Kekhilafan Hakim dan Kekeliruan yang Nyata atas Putusan Penodaan Agama Ahok
KUHAP memperbolehkan Terpidana atau Kuasa Hukumnya untuk mengajukan upaya hukum luar biasa, yaitu Peninjauan Kembali (PK). Peninjauan Kembali hanya dapat diajukan apabila putusan tersebut telah memiliki kekuatan hukum tetap (inkracht van gewijsde) vide Pasal 263 ayat (1) KUHAP.
Peninjauan Kembali tidak dibatasi jangka waktu, sebagaimana Pasal 264 ayat (3) KUHAP. Namun secara limitatif dibatasi oleh adanya 3 (tiga) ketentuan, yaitu:
1. Apabila terdapat keadaan baru. Ini sering disebut dengan bukti baru (novum).
2. Apabila putusan yang dinyatakan telah terbukti itu, ternyata telah bertentangan satu dengan yang lain;
3. Apabila putusan itu dengan jelas memperlihatkan suatu kekhiIafan hakim atau suatu kekeliruan yang nyata.

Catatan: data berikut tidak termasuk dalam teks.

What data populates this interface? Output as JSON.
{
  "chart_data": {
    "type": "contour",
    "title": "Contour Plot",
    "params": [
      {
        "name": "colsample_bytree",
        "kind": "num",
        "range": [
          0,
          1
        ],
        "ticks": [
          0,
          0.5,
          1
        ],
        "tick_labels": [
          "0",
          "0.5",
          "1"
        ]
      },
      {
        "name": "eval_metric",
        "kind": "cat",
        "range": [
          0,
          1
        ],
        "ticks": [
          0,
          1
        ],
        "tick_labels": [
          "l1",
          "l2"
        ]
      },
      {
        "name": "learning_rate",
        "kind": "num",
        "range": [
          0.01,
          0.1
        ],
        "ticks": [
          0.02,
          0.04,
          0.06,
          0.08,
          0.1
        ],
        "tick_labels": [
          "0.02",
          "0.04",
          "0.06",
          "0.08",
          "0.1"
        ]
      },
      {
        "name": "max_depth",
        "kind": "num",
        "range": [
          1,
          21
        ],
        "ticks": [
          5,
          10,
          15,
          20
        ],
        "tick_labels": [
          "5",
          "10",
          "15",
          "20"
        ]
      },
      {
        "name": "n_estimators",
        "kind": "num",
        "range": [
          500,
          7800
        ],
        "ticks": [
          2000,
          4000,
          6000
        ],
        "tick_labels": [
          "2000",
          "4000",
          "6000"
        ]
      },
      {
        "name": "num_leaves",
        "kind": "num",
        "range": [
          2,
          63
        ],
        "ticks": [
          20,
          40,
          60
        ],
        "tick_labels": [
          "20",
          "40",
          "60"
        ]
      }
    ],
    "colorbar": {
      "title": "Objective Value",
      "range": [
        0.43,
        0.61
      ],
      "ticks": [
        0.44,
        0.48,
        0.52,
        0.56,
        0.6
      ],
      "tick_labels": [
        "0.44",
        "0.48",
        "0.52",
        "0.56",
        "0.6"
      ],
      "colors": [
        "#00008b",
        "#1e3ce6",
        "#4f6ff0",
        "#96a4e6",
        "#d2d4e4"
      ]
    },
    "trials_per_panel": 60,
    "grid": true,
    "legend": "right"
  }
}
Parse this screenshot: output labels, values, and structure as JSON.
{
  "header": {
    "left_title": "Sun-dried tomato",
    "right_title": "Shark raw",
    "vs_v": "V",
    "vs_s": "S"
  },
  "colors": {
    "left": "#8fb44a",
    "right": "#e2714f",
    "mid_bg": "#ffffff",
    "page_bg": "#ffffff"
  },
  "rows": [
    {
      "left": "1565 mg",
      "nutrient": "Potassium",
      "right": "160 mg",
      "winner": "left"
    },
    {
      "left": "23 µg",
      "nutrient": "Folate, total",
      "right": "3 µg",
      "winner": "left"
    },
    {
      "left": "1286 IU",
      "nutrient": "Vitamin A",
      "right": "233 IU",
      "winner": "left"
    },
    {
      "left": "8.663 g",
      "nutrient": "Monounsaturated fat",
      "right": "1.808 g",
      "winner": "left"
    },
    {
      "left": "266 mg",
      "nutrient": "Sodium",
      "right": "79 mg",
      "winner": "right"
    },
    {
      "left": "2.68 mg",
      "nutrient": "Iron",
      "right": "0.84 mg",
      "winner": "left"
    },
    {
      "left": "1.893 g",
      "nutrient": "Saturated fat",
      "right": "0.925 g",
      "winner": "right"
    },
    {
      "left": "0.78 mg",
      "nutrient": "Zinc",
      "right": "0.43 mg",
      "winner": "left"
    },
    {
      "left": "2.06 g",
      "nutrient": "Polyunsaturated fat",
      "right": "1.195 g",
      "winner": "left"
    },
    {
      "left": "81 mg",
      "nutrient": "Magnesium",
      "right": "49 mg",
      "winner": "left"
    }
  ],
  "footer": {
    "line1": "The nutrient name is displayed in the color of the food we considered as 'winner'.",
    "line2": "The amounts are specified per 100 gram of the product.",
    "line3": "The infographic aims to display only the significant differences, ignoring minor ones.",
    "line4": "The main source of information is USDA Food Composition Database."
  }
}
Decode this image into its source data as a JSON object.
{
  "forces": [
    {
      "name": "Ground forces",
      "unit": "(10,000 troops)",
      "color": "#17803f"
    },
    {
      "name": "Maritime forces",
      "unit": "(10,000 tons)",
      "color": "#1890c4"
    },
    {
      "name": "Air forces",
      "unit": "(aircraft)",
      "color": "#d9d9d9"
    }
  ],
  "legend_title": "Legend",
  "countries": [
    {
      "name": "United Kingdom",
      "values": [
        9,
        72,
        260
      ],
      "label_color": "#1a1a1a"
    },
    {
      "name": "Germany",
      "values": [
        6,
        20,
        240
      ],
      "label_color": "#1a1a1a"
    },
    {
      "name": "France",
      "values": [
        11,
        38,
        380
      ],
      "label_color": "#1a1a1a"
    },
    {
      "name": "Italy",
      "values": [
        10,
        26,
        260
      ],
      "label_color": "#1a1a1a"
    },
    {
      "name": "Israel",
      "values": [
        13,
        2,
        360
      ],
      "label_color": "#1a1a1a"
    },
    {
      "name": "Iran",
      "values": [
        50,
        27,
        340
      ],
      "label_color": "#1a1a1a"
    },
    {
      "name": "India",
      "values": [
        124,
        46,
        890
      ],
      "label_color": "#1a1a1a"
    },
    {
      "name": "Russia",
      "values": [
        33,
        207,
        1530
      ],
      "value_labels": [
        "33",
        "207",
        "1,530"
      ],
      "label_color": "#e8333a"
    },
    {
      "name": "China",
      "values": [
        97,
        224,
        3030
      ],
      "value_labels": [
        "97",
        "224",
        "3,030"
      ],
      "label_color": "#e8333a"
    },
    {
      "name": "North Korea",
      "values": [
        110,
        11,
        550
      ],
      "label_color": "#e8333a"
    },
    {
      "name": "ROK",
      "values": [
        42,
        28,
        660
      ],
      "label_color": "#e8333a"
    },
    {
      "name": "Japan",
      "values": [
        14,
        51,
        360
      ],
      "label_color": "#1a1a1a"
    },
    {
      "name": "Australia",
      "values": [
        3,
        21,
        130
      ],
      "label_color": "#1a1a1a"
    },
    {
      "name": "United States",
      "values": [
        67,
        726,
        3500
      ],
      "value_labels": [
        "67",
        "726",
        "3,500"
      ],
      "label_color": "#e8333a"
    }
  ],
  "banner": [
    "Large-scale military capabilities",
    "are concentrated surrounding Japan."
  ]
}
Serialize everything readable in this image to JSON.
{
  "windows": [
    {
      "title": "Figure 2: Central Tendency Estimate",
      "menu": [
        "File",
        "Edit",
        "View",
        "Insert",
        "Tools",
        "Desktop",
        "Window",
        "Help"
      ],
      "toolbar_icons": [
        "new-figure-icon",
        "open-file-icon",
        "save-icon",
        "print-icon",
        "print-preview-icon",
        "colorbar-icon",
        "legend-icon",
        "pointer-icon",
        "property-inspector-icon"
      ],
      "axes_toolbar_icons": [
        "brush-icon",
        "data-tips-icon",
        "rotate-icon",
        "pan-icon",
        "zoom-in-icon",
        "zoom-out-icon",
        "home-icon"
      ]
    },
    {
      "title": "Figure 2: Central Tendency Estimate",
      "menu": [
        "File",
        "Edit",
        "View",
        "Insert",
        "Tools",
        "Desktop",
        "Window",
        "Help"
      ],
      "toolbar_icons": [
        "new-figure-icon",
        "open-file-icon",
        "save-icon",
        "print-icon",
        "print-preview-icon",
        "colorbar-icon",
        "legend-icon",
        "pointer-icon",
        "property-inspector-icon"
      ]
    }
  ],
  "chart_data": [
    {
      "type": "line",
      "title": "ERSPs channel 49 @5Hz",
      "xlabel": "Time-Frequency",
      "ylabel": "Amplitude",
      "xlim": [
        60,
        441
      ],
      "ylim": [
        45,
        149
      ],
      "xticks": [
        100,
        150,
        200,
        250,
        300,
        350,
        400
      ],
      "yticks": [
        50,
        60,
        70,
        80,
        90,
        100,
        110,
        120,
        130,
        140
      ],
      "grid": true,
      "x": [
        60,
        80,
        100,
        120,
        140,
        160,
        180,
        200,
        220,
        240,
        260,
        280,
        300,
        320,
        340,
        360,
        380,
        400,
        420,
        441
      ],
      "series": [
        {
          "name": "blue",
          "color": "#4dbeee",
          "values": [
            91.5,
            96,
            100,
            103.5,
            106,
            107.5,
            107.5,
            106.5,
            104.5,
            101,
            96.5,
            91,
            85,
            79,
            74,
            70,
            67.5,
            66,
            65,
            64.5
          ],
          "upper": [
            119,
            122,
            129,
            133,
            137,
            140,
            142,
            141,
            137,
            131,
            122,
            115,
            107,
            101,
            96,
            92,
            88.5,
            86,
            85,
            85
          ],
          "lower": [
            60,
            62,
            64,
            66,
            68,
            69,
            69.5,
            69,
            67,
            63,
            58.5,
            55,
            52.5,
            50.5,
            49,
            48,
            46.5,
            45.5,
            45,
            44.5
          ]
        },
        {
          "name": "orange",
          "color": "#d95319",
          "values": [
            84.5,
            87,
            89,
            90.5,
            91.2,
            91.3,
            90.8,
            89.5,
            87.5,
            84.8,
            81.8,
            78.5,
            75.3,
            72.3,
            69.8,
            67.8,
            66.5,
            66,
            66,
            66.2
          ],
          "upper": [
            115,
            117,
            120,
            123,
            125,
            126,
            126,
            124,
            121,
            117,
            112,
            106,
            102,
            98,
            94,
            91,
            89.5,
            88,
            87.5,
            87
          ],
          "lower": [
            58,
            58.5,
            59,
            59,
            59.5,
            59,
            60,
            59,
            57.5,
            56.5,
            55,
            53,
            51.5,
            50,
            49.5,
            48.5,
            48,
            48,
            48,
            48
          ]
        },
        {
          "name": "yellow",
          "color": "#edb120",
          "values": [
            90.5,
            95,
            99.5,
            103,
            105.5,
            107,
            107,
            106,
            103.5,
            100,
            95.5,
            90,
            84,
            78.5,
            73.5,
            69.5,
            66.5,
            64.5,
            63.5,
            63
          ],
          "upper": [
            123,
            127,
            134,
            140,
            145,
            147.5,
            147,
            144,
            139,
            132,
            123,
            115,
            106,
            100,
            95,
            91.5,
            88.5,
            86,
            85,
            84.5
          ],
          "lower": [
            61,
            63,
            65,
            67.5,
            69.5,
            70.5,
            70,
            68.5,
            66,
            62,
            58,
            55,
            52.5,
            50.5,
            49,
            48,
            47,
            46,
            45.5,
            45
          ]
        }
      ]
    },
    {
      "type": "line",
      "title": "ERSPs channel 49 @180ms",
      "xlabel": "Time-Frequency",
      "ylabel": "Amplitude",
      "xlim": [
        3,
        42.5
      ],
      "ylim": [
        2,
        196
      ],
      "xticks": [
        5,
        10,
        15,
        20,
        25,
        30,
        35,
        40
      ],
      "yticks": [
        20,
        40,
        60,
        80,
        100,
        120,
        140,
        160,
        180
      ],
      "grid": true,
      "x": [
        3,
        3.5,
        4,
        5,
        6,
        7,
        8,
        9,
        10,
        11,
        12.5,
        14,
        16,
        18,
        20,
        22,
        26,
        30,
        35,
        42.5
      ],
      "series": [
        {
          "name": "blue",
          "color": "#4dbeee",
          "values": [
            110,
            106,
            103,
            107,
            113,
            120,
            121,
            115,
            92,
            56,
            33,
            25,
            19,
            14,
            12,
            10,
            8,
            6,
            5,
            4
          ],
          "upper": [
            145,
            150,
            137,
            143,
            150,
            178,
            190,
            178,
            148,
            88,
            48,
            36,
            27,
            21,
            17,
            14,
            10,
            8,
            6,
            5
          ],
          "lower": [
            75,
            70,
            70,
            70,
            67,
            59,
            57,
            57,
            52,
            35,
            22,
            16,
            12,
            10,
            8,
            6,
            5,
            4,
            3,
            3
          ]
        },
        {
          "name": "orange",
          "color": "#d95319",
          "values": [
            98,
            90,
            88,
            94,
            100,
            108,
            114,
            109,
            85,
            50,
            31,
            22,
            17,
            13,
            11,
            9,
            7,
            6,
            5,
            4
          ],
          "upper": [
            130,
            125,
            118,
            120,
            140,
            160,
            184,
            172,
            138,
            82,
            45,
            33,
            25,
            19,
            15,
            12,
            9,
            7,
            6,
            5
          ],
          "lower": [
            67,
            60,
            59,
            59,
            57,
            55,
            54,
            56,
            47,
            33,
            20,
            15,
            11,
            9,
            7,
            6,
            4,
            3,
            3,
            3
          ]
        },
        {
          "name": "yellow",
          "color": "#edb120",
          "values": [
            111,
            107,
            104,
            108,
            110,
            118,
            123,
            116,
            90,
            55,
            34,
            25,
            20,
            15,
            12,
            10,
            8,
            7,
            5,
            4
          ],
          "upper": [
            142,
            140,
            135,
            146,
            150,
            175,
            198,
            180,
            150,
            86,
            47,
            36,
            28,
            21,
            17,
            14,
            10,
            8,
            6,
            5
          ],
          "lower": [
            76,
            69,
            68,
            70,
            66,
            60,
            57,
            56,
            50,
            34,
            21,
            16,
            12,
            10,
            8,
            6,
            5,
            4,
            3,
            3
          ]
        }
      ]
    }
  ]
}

Kekhilafan Hakim dan Kekeliruan yang Nyata
Kekeliruan pertama. Sejak penyidikan, Penuntutan, hingga Vonis kasus ini kontroversi. Penodaan agama yang terdapat dalam dakwaan Pasal 156a KUHAP merupakan pasal sisipan dari Perpres 1/1960, bukan merupakan pasal asli dari Strafrecht Belanda. Dalam Penjelasan pasal itu dituliskan (R. Seosilo, KUHP beserta komentar-komentarnya; 256) mengatakan "Pelaku tindak pidana penodaan agama harus terlebih dahulu diperingati baik oleh Menteri atau Jaksa Agung, bila tidak menghentikan tindakannya baru ditindak secara pidana (ultimum remedium).
Selama penyidikan, penuntutan dan proses persidangan, Ahok tidak ditahan, namun setelah putusan Ahok langsung ditahan. Kenapa?. Menurut KUHAP hakim memiliki wewenang untuk menahan terdakwa apabila dikawatirkan selama proses pemeriksaan di sidang pengadilan terdakwa akan melarikan diri, menghilangkan alat bukti dan mengulangi tindak pidana (vide pasal 20 ayat (3) KUHAP). Dalam hal ini Hakim Pengadilan Negeri Jakarta Utara tidak menggunakan wewenang itu. Berbeda halnya setelah putusan yang langsung memerintahkan penahanan, tanpa mempertimbangkan upaya hukum Banding yang akan ditempuh Ahok. "Apakah ini karena desakan massa yang berjuta-juta itu?"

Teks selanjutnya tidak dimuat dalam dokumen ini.